If we allow our perspective and mood to be purely reactive, we’re at the mercy of the vagaries of the world. Good things happen to bad people. So do bad things- and neither is necessarily anyone’s fault. Nor is a “good” thing necessarily proof that someone is “good.” How can this all make sense?

This is an ancient conundrum, which philosophers and theologians have wrestled with for thousands of years. Is there a reason why ANYTHING exists at all? Is there a “God” who cares about us? Is everything random chance and coincidence, or does life imply meaning and purpose? (This is a vital question- our answer shapes our world.)

Christianity declares that God is real and has made Himself known.

Many years ago the prophet Isaiah proclaimed a message from God which is worth examination. What do you make of this?

Isaiah 45:5–9 (ESV)
I am the LORD, and there is no other,
besides me there is no God;
I equip you, though you do not know me,
that people may know, from the rising of the sun
and from the west, that there is none besides me;
I am the LORD, and there is no other.
I form light and create darkness;
I make well-being and create calamity;
I am the LORD, who does all these things.
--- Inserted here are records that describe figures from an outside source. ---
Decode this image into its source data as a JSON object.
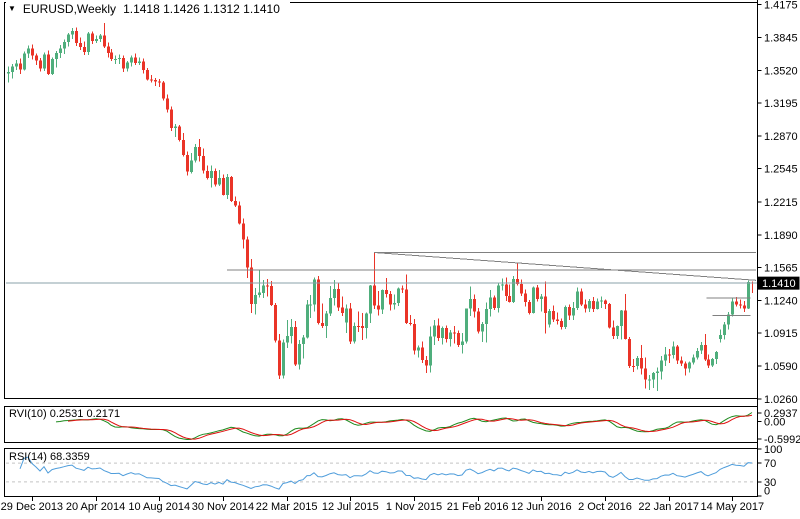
{
  "header": {
    "symbol_timeframe": "EURUSD,Weekly",
    "ohlc": "1.1418 1.1426 1.1312 1.1410"
  },
  "colors": {
    "bull": "#4fae7c",
    "bear": "#ea3428",
    "rvi_main": "#1d8a1d",
    "rvi_signal": "#e01010",
    "rsi_line": "#4f9ddb",
    "level_dash": "#c4c4c4",
    "object_gray": "#808080",
    "price_line": "#8aa0aa",
    "tag_bg": "#000000",
    "tag_text": "#ffffff",
    "axis_text": "#000000"
  },
  "price_axis": {
    "ticks": [
      "1.4175",
      "1.3845",
      "1.3520",
      "1.3195",
      "1.2870",
      "1.2545",
      "1.2215",
      "1.1890",
      "1.1565",
      "1.1240",
      "1.0915",
      "1.0590",
      "1.0260"
    ],
    "current": "1.1410"
  },
  "time_axis": {
    "labels": [
      [
        6,
        "29 Dec 2013"
      ],
      [
        22,
        "20 Apr 2014"
      ],
      [
        38,
        "10 Aug 2014"
      ],
      [
        54,
        "30 Nov 2014"
      ],
      [
        70,
        "22 Mar 2015"
      ],
      [
        86,
        "12 Jul 2015"
      ],
      [
        102,
        "1 Nov 2015"
      ],
      [
        118,
        "21 Feb 2016"
      ],
      [
        134,
        "12 Jun 2016"
      ],
      [
        150,
        "2 Oct 2016"
      ],
      [
        166,
        "22 Jan 2017"
      ],
      [
        182,
        "14 May 2017"
      ]
    ]
  },
  "indicators": {
    "rvi": {
      "name": "RVI",
      "period": 10,
      "label": "RVI(10) 0.2531 0.2171",
      "main_value": "0.2531",
      "signal_value": "0.2171",
      "axis": [
        "0.2937",
        "0.00",
        "-0.5992"
      ]
    },
    "rsi": {
      "name": "RSI",
      "period": 14,
      "label": "RSI(14) 68.3359",
      "value": "68.3359",
      "axis": [
        "100",
        "70",
        "30",
        "0"
      ],
      "levels": [
        70,
        30
      ]
    }
  },
  "chart_data": {
    "type": "candlestick",
    "symbol": "EURUSD",
    "timeframe": "Weekly",
    "ylim": [
      1.026,
      1.4175
    ],
    "current_price": 1.141,
    "last_candle": {
      "open": 1.1418,
      "high": 1.1426,
      "low": 1.1312,
      "close": 1.141
    },
    "objects": [
      {
        "name": "resistance-hline-upper",
        "i1": 92,
        "i2": 188,
        "p1": 1.1715,
        "p2": 1.1715
      },
      {
        "name": "descending-trendline",
        "i1": 92,
        "i2": 188,
        "p1": 1.1714,
        "p2": 1.1438
      },
      {
        "name": "resistance-hline-mid",
        "i1": 55,
        "i2": 188,
        "p1": 1.154,
        "p2": 1.154
      },
      {
        "name": "short-hline-upper",
        "i1": 175.5,
        "i2": 186.5,
        "p1": 1.1262,
        "p2": 1.1262
      },
      {
        "name": "short-hline-lower",
        "i1": 177,
        "i2": 186.5,
        "p1": 1.109,
        "p2": 1.109
      }
    ],
    "candles": [
      [
        1.349,
        1.3558,
        1.34,
        1.3505
      ],
      [
        1.3505,
        1.3585,
        1.3442,
        1.356
      ],
      [
        1.356,
        1.3622,
        1.3523,
        1.359
      ],
      [
        1.359,
        1.364,
        1.3485,
        1.3528
      ],
      [
        1.3528,
        1.371,
        1.3518,
        1.369
      ],
      [
        1.369,
        1.377,
        1.3645,
        1.374
      ],
      [
        1.374,
        1.3777,
        1.363,
        1.367
      ],
      [
        1.367,
        1.3688,
        1.3572,
        1.3617
      ],
      [
        1.3617,
        1.3646,
        1.3508,
        1.354
      ],
      [
        1.354,
        1.3699,
        1.3517,
        1.3678
      ],
      [
        1.3678,
        1.3716,
        1.3475,
        1.3486
      ],
      [
        1.3486,
        1.3648,
        1.3477,
        1.3633
      ],
      [
        1.3633,
        1.3715,
        1.3551,
        1.3693
      ],
      [
        1.3693,
        1.3773,
        1.3643,
        1.3737
      ],
      [
        1.3737,
        1.3825,
        1.3685,
        1.3802
      ],
      [
        1.3802,
        1.3894,
        1.376,
        1.3875
      ],
      [
        1.3875,
        1.394,
        1.3833,
        1.391
      ],
      [
        1.391,
        1.3947,
        1.3765,
        1.3793
      ],
      [
        1.3793,
        1.3845,
        1.3725,
        1.3753
      ],
      [
        1.3753,
        1.3809,
        1.3672,
        1.3702
      ],
      [
        1.3702,
        1.3901,
        1.3673,
        1.3885
      ],
      [
        1.3885,
        1.3905,
        1.3781,
        1.3812
      ],
      [
        1.3812,
        1.3866,
        1.379,
        1.3833
      ],
      [
        1.3833,
        1.388,
        1.3802,
        1.3866
      ],
      [
        1.3866,
        1.3993,
        1.3745,
        1.376
      ],
      [
        1.376,
        1.3795,
        1.3648,
        1.3696
      ],
      [
        1.3696,
        1.3734,
        1.3615,
        1.3634
      ],
      [
        1.3634,
        1.3668,
        1.3586,
        1.3635
      ],
      [
        1.3635,
        1.3677,
        1.3585,
        1.3643
      ],
      [
        1.3643,
        1.367,
        1.3503,
        1.354
      ],
      [
        1.354,
        1.3614,
        1.3511,
        1.3599
      ],
      [
        1.3599,
        1.3667,
        1.3561,
        1.3649
      ],
      [
        1.3649,
        1.3687,
        1.3574,
        1.3593
      ],
      [
        1.3593,
        1.3651,
        1.3576,
        1.3607
      ],
      [
        1.3607,
        1.364,
        1.3491,
        1.3525
      ],
      [
        1.3525,
        1.3545,
        1.3421,
        1.343
      ],
      [
        1.343,
        1.3473,
        1.3403,
        1.3427
      ],
      [
        1.3427,
        1.3445,
        1.3367,
        1.341
      ],
      [
        1.341,
        1.3433,
        1.3358,
        1.34
      ],
      [
        1.34,
        1.3416,
        1.3221,
        1.3242
      ],
      [
        1.3242,
        1.328,
        1.3105,
        1.3133
      ],
      [
        1.3133,
        1.316,
        1.292,
        1.295
      ],
      [
        1.295,
        1.2988,
        1.286,
        1.2963
      ],
      [
        1.2963,
        1.2979,
        1.2813,
        1.283
      ],
      [
        1.283,
        1.2901,
        1.2665,
        1.2683
      ],
      [
        1.2683,
        1.2717,
        1.2477,
        1.2515
      ],
      [
        1.2515,
        1.2699,
        1.25,
        1.2627
      ],
      [
        1.2627,
        1.2792,
        1.2605,
        1.276
      ],
      [
        1.276,
        1.284,
        1.2615,
        1.267
      ],
      [
        1.267,
        1.2745,
        1.2497,
        1.2525
      ],
      [
        1.2525,
        1.2578,
        1.2439,
        1.2456
      ],
      [
        1.2456,
        1.2577,
        1.2358,
        1.2524
      ],
      [
        1.2524,
        1.2545,
        1.237,
        1.239
      ],
      [
        1.239,
        1.2532,
        1.2375,
        1.2452
      ],
      [
        1.2452,
        1.2486,
        1.228,
        1.2283
      ],
      [
        1.2283,
        1.2495,
        1.2247,
        1.2462
      ],
      [
        1.2462,
        1.2475,
        1.2216,
        1.2227
      ],
      [
        1.2227,
        1.2272,
        1.2165,
        1.218
      ],
      [
        1.218,
        1.2219,
        1.1992,
        1.2002
      ],
      [
        1.2002,
        1.2052,
        1.1754,
        1.1841
      ],
      [
        1.1841,
        1.1871,
        1.1461,
        1.1567
      ],
      [
        1.1567,
        1.165,
        1.1115,
        1.1205
      ],
      [
        1.1205,
        1.1363,
        1.1098,
        1.1293
      ],
      [
        1.1293,
        1.1534,
        1.127,
        1.1315
      ],
      [
        1.1315,
        1.1443,
        1.1263,
        1.1387
      ],
      [
        1.1387,
        1.145,
        1.1278,
        1.138
      ],
      [
        1.138,
        1.1429,
        1.1184,
        1.1192
      ],
      [
        1.1192,
        1.1212,
        1.0822,
        1.0843
      ],
      [
        1.0843,
        1.0906,
        1.0458,
        1.0496
      ],
      [
        1.0496,
        1.085,
        1.0462,
        1.0822
      ],
      [
        1.0822,
        1.1043,
        1.0767,
        1.0886
      ],
      [
        1.0886,
        1.1052,
        1.0813,
        1.0977
      ],
      [
        1.0977,
        1.1036,
        1.0588,
        1.0605
      ],
      [
        1.0605,
        1.0848,
        1.0552,
        1.0808
      ],
      [
        1.0808,
        1.0898,
        1.066,
        1.0872
      ],
      [
        1.0872,
        1.1245,
        1.086,
        1.1198
      ],
      [
        1.1198,
        1.129,
        1.1066,
        1.12
      ],
      [
        1.12,
        1.1467,
        1.1131,
        1.1448
      ],
      [
        1.1448,
        1.148,
        1.1,
        1.1015
      ],
      [
        1.1015,
        1.1208,
        1.0964,
        1.0986
      ],
      [
        1.0986,
        1.1135,
        1.0868,
        1.1108
      ],
      [
        1.1108,
        1.138,
        1.1086,
        1.1265
      ],
      [
        1.1265,
        1.144,
        1.1188,
        1.135
      ],
      [
        1.135,
        1.1412,
        1.1135,
        1.1167
      ],
      [
        1.1167,
        1.1278,
        1.1085,
        1.1115
      ],
      [
        1.102,
        1.1197,
        1.0916,
        1.1157
      ],
      [
        1.1157,
        1.1215,
        1.0808,
        1.083
      ],
      [
        1.083,
        1.1018,
        1.0809,
        1.0985
      ],
      [
        1.0985,
        1.1129,
        1.0925,
        1.0984
      ],
      [
        1.0984,
        1.1114,
        1.0848,
        1.0963
      ],
      [
        1.0963,
        1.1117,
        1.086,
        1.1107
      ],
      [
        1.1107,
        1.1393,
        1.1017,
        1.1387
      ],
      [
        1.1387,
        1.1714,
        1.1156,
        1.1188
      ],
      [
        1.1188,
        1.1332,
        1.1087,
        1.115
      ],
      [
        1.115,
        1.1346,
        1.1105,
        1.134
      ],
      [
        1.134,
        1.1461,
        1.1267,
        1.13
      ],
      [
        1.13,
        1.133,
        1.1138,
        1.1196
      ],
      [
        1.1196,
        1.1296,
        1.115,
        1.1215
      ],
      [
        1.1215,
        1.1367,
        1.1185,
        1.1358
      ],
      [
        1.1358,
        1.1387,
        1.131,
        1.1348
      ],
      [
        1.1348,
        1.1495,
        1.1005,
        1.1017
      ],
      [
        1.1017,
        1.1095,
        1.0988,
        1.1006
      ],
      [
        1.1006,
        1.1054,
        1.0704,
        1.0742
      ],
      [
        1.0742,
        1.079,
        1.0674,
        1.0774
      ],
      [
        1.0774,
        1.083,
        1.0617,
        1.0648
      ],
      [
        1.0648,
        1.0689,
        1.0521,
        1.0593
      ],
      [
        1.0593,
        1.0981,
        1.0524,
        1.088
      ],
      [
        1.088,
        1.1043,
        1.0796,
        1.0991
      ],
      [
        1.0991,
        1.106,
        1.0834,
        1.0866
      ],
      [
        1.0866,
        1.0982,
        1.0802,
        1.0965
      ],
      [
        1.0965,
        1.0989,
        1.0819,
        1.0856
      ],
      [
        1.0856,
        1.0947,
        1.078,
        1.0921
      ],
      [
        1.0921,
        1.0985,
        1.081,
        1.0916
      ],
      [
        1.0916,
        1.094,
        1.0777,
        1.0797
      ],
      [
        1.0797,
        1.0917,
        1.0711,
        1.0833
      ],
      [
        1.0833,
        1.116,
        1.081,
        1.1157
      ],
      [
        1.1157,
        1.1377,
        1.1085,
        1.1255
      ],
      [
        1.1255,
        1.1297,
        1.1068,
        1.113
      ],
      [
        1.113,
        1.1164,
        1.0912,
        1.0931
      ],
      [
        1.0931,
        1.1027,
        1.0825,
        1.1007
      ],
      [
        1.1007,
        1.1218,
        1.0823,
        1.1155
      ],
      [
        1.1155,
        1.1342,
        1.1077,
        1.1269
      ],
      [
        1.1269,
        1.1288,
        1.1144,
        1.1166
      ],
      [
        1.1166,
        1.1412,
        1.112,
        1.1385
      ],
      [
        1.1385,
        1.1454,
        1.1336,
        1.1398
      ],
      [
        1.1398,
        1.1465,
        1.1234,
        1.1283
      ],
      [
        1.1283,
        1.1398,
        1.1217,
        1.1224
      ],
      [
        1.1224,
        1.1479,
        1.1215,
        1.1451
      ],
      [
        1.1451,
        1.1616,
        1.1386,
        1.1403
      ],
      [
        1.1403,
        1.1447,
        1.1283,
        1.1306
      ],
      [
        1.1306,
        1.1349,
        1.118,
        1.1224
      ],
      [
        1.1224,
        1.1243,
        1.1097,
        1.1113
      ],
      [
        1.1113,
        1.1375,
        1.111,
        1.1366
      ],
      [
        1.1366,
        1.1394,
        1.1228,
        1.1252
      ],
      [
        1.1252,
        1.1304,
        1.1131,
        1.1277
      ],
      [
        1.1277,
        1.1428,
        1.0912,
        1.1116
      ],
      [
        1.1,
        1.1155,
        1.097,
        1.1136
      ],
      [
        1.1136,
        1.1186,
        1.1024,
        1.1051
      ],
      [
        1.1051,
        1.112,
        1.1001,
        1.1034
      ],
      [
        1.1034,
        1.1058,
        1.0952,
        1.0975
      ],
      [
        1.0975,
        1.1186,
        1.0955,
        1.1175
      ],
      [
        1.1175,
        1.1198,
        1.1046,
        1.1087
      ],
      [
        1.1087,
        1.1223,
        1.1043,
        1.1162
      ],
      [
        1.1162,
        1.1366,
        1.1144,
        1.1326
      ],
      [
        1.1326,
        1.1355,
        1.1182,
        1.1198
      ],
      [
        1.1198,
        1.125,
        1.1121,
        1.1157
      ],
      [
        1.1157,
        1.1253,
        1.1123,
        1.1234
      ],
      [
        1.1234,
        1.1271,
        1.1122,
        1.1155
      ],
      [
        1.1155,
        1.1258,
        1.1149,
        1.1226
      ],
      [
        1.1226,
        1.1279,
        1.1163,
        1.124
      ],
      [
        1.124,
        1.125,
        1.1152,
        1.1203
      ],
      [
        1.1203,
        1.1211,
        1.0962,
        1.0971
      ],
      [
        1.0971,
        1.104,
        1.0858,
        1.0885
      ],
      [
        1.0885,
        1.0992,
        1.0857,
        1.0986
      ],
      [
        1.0986,
        1.1143,
        1.0851,
        1.114
      ],
      [
        1.114,
        1.13,
        1.085,
        1.0854
      ],
      [
        1.0854,
        1.0874,
        1.0569,
        1.0588
      ],
      [
        1.0588,
        1.0658,
        1.053,
        1.0587
      ],
      [
        1.0587,
        1.0686,
        1.0551,
        1.0666
      ],
      [
        1.0666,
        1.0796,
        1.0505,
        1.0562
      ],
      [
        1.0562,
        1.067,
        1.0367,
        1.0452
      ],
      [
        1.0452,
        1.05,
        1.0352,
        1.0455
      ],
      [
        1.0455,
        1.0531,
        1.0372,
        1.0517
      ],
      [
        1.0517,
        1.0573,
        1.034,
        1.0532
      ],
      [
        1.0532,
        1.0685,
        1.0454,
        1.0643
      ],
      [
        1.0643,
        1.0775,
        1.0589,
        1.0702
      ],
      [
        1.0702,
        1.0755,
        1.062,
        1.0697
      ],
      [
        1.0697,
        1.0829,
        1.0661,
        1.0782
      ],
      [
        1.0782,
        1.0798,
        1.0608,
        1.0642
      ],
      [
        1.0642,
        1.068,
        1.059,
        1.0614
      ],
      [
        1.0614,
        1.0632,
        1.0494,
        1.0561
      ],
      [
        1.0561,
        1.0632,
        1.0525,
        1.0623
      ],
      [
        1.0623,
        1.07,
        1.0601,
        1.0672
      ],
      [
        1.0672,
        1.0769,
        1.0652,
        1.0739
      ],
      [
        1.0739,
        1.0828,
        1.0705,
        1.0797
      ],
      [
        1.0797,
        1.0906,
        1.0636,
        1.0652
      ],
      [
        1.0652,
        1.07,
        1.0569,
        1.0591
      ],
      [
        1.0591,
        1.0667,
        1.0578,
        1.0658
      ],
      [
        1.0658,
        1.0738,
        1.0608,
        1.0727
      ],
      [
        1.0855,
        1.0951,
        1.082,
        1.0895
      ],
      [
        1.0895,
        1.1023,
        1.0852,
        1.0998
      ],
      [
        1.0998,
        1.1122,
        1.095,
        1.1098
      ],
      [
        1.1098,
        1.1258,
        1.108,
        1.123
      ],
      [
        1.123,
        1.1272,
        1.1176,
        1.1196
      ],
      [
        1.1196,
        1.125,
        1.1158,
        1.1188
      ],
      [
        1.1188,
        1.1232,
        1.1122,
        1.116
      ],
      [
        1.116,
        1.1435,
        1.1152,
        1.142
      ],
      [
        1.1418,
        1.1426,
        1.1312,
        1.141
      ]
    ]
  }
}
“Shower, O heavens, from above,
and let the clouds rain down righteousness;
let the earth open, that salvation and
righteousness may bear fruit;
let the earth cause them both to sprout;
I the LORD have created it.
“Woe to him who strives with him who formed him,
a pot among earthen pots!
Does the clay say to him who forms it,
‘What are you making?’
or ‘Your work has no handles’?"

Blessed are the Grumpy – Look, See, Pray

I’ve been reading Tanya Marlow’s helpful little book “Coming back to God when you feel empty” which sets her story of serious personal illness against the story of Ruth & Naomi (Book Of Ruth).

Reality for many of us is that we have times of sadness, frustration, or annoyance. Try as we might to be “poster boy/girl” of perfection as Christ-followers, life persists in poking spanners in our plans. Perhaps we have been (badly) taught that a Christian should be always smiling, calm, successful and never cross. When you started your experience of Christ and His Church, were you issued with your SWEG? Mandatory a few years ago, the “Slimy Wet Evangelical Grin” divided the failures from the REAL people of faith.

Well, in “Ruth” we have a story set in dangerous days when Israel was mostly doing whatever they liked, and God had to keep sending leaders (Judges) to sort them out. Naomi gave up on God because a famine lasted too long; then went to Moab, where the Lord had forbidden Israelites to go. Tragedy followed- her husband died, her sons marry- but also die- and her sensible daughter-in-law skipped out. Naomi was understandably grumpy, and even told people she was called “Bitter.” The story has a brilliant and happy ending (read it, it’s quite short) and God uses Naomi, Ruth, and a man named Boaz to be part of the story that leads up to the Incarnation of Jesus.

Some of you are thinking “Grumpy?” Others are offended by the “SWEG” comment. Tough. Be real.

A surprising number of Bible characters get grumpy, and don’t grin like loons. The Bible tells it straight, warts and grumps included. Moses, Jacob, Elijah, Elisha, Amos, Nehemiah… the list goes on. Grumpy is real (although not something to aspire to).

The good bit is this. God understands. Especially when the mucky end of the stick comes our way, when others aggravate us, or persist in holding contradictory opinions, or when circumstances drop us in the swamp… God would rather have our honest grumps than insincere swegs.

Having gone through life with a passing resemblance to the warthog in the photo, I say passionately that we don’t have to pretend perfection. Praise and thanksgiving ought to be coming out of our heart and mouth regularly- but if you get a Warthog Day please know this: Blessed are the grumpy, for God still loves them and understands.

As a man whose character tends toward smiles and contentment, with a deep conviction that God has been good to me, I still get grumpy (even if I may not show it often). So with all my heart, I thank God for this truth: Blessed are the Grumpy.